Refugees, mostly women, children and the elderly, also started arriving at the Nigerian border with Chad at Fotokol to the northwest of N'djamena on 4 February, and continued to arrive on 5 February.

"We seized the opportunity offered by the lull in fighting in N'djamena to leave at 8:00 am yesterday because we are afraid fighting can resume at any moment since the rebels said they have only made a tactical retreat to the outskirts to re-strategise," Ismail Hamissou, a refugee who fled to Fokotol with his wife and 62-year old mother told IRIN in Kano by telephone.

"We trekked to Kusuri where we slept before arriving here this morning.
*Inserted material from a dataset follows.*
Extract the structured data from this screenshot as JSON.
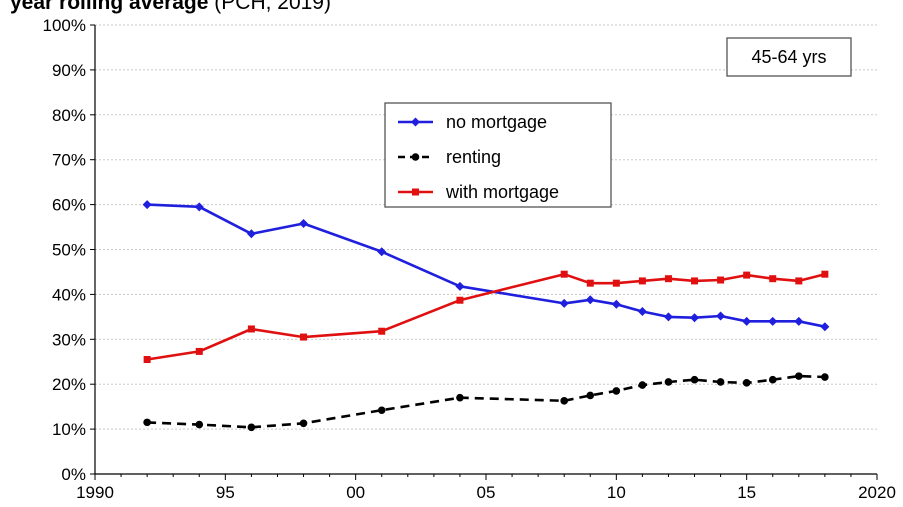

We have registered our names with immigration hoping to be given some place to put up until the war is over," Hamissou said.

Madu Musa, deputy immigration chief in Borno state where Fokotol is located, told IRIN that over 3,500 refugees have arrived at the border crossing.

"We can't turn these people back on humanitarian grounds. All we require is for them to identify their nationality to know whom we are dealing with," Musa said.

"We have made provision for between 5,000 and 10,000 refugees because they are still coming and we know we will have a large number to cater for in the coming days", Ramat Ladi Usman, Borno state liaison officer for the National Commission for Refugees (NCR), told IRIN.

Refugees said they left behind all their possessions in N'djamena in the frantic effort to escape the violence.

"I thank God that I escaped with my life from N'djamena although I have lost all I strived for in 23 years", refugee Ahmad Iddris told IRIN by phone from northern Nigeria.

"Imagine living these days amidst street battle, aerial bombardment of rebel positions by government forces with the rebels responding with artillery fire. I shivered when I saw the decomposing bodies littering the streets of N'djamena while I was leaving", Iddris, whose textile shop was looted and burned, said.